For merged DRAM/logic LSIs with on-chip cache memory, we can exploit the high bandwidth by means of replacing a whole cache line at a time. This approach tends to increase the cache-line size if we attempt to exploit the attainable high bandwidth. A large cache-line size gives a benefit of prefetching effect if programs have rich spatial locality. Otherwise, however, it will bring the following disadvantages due to poor spatial locality:

1.	A number of conflict misses will take place due to frequent evictions.
2.	As a result, a lot of energy will be wasted for on-chip DRAM (main memory) due to a number of main memory accesses.
3.	Activating the wide on-chip bus and the DRAM array will also dissipate a lot of energy.

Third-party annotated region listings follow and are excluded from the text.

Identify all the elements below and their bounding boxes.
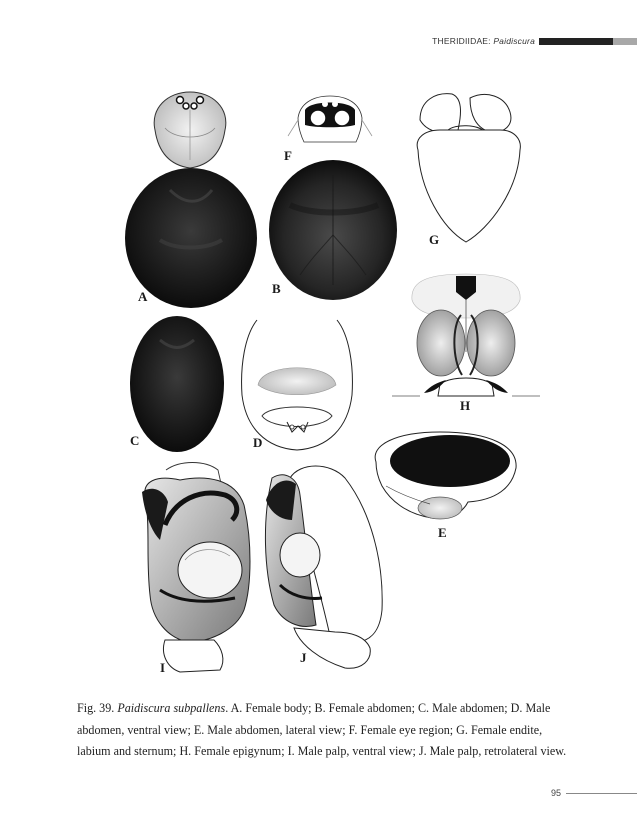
- panel-label-i: I: [160, 660, 166, 675]
- panel-j-male-palp-retrolateral: [265, 466, 382, 668]
- footer-rule: [566, 793, 637, 794]
- panel-label-j: J: [300, 650, 307, 665]
- panel-i-male-palp-ventral: [142, 463, 250, 673]
- panel-label-g: G: [429, 232, 440, 247]
- figure-caption: [77, 698, 577, 763]
- panel-label-c: C: [130, 433, 140, 448]
- panel-g-female-endite-sternum: [417, 94, 520, 242]
- panel-e-male-abdomen-lateral: [375, 432, 516, 519]
- panel-b-female-abdomen: [269, 160, 397, 300]
- panel-a-female-body: [125, 92, 257, 308]
- header-genus: Paidiscura: [493, 36, 535, 46]
- caption-text: . A. Female body; B. Female abdomen; C. Male abdomen; D. Male abdomen, ventral view; E. Male abdomen, lateral view; F. Female eye region; G. Female endite, labium and sternum; H. Female epigynum; I. Male palp, ventral view; J. Male palp, retrolateral view.: [77, 701, 567, 758]
- page-number: 95: [551, 788, 562, 798]
- panel-label-b: B: [272, 281, 281, 296]
- panel-label-d: D: [253, 435, 263, 450]
- panel-label-h: H: [460, 398, 471, 413]
- panel-f-female-eye-region: [288, 96, 372, 142]
- panel-h-female-epigynum: [392, 274, 540, 396]
- panel-label-f: F: [284, 148, 292, 163]
- header-family: THERIDIIDAE:: [432, 36, 491, 46]
- panel-label-e: E: [438, 525, 447, 540]
- panel-d-male-abdomen-ventral: [242, 320, 353, 450]
- caption-species: Paidiscura subpallens: [117, 701, 226, 715]
- caption-fig-label: Fig. 39.: [77, 701, 115, 715]
- panel-label-a: A: [138, 289, 148, 304]
- panel-c-male-abdomen: [130, 316, 224, 452]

Employing set-associative caches is a conventional approach to solving the first and second problems, because it can improve cache-hit rates by reducing conflict misses. However, since increasing the cache associativity increases cache-access time and energy, it might worsen the performance/energy efficiency of memory systems. In addition, we still have the third problem.

In order to solve all the problems without any cache-access time and energy overheads, we have proposed the variable line-size cache (VLS cache) architecture for merged DRAM/logic LSIs [3] [4]. The VLS cache exploits the high bandwidth by means of larger cache lines. At the same time, it can alleviate the negative effects of large cache line by partitioning it into multiple small cache lines (sublines). Activating only the DRAM subarrays corresponding to the sublines to be replaced makes a significant energy reduction. In [3] [4], we have discussed only the performance attainable in the VLS cache. This paper evaluates both the performance and energy improvements achieved by the VLS cache architecture.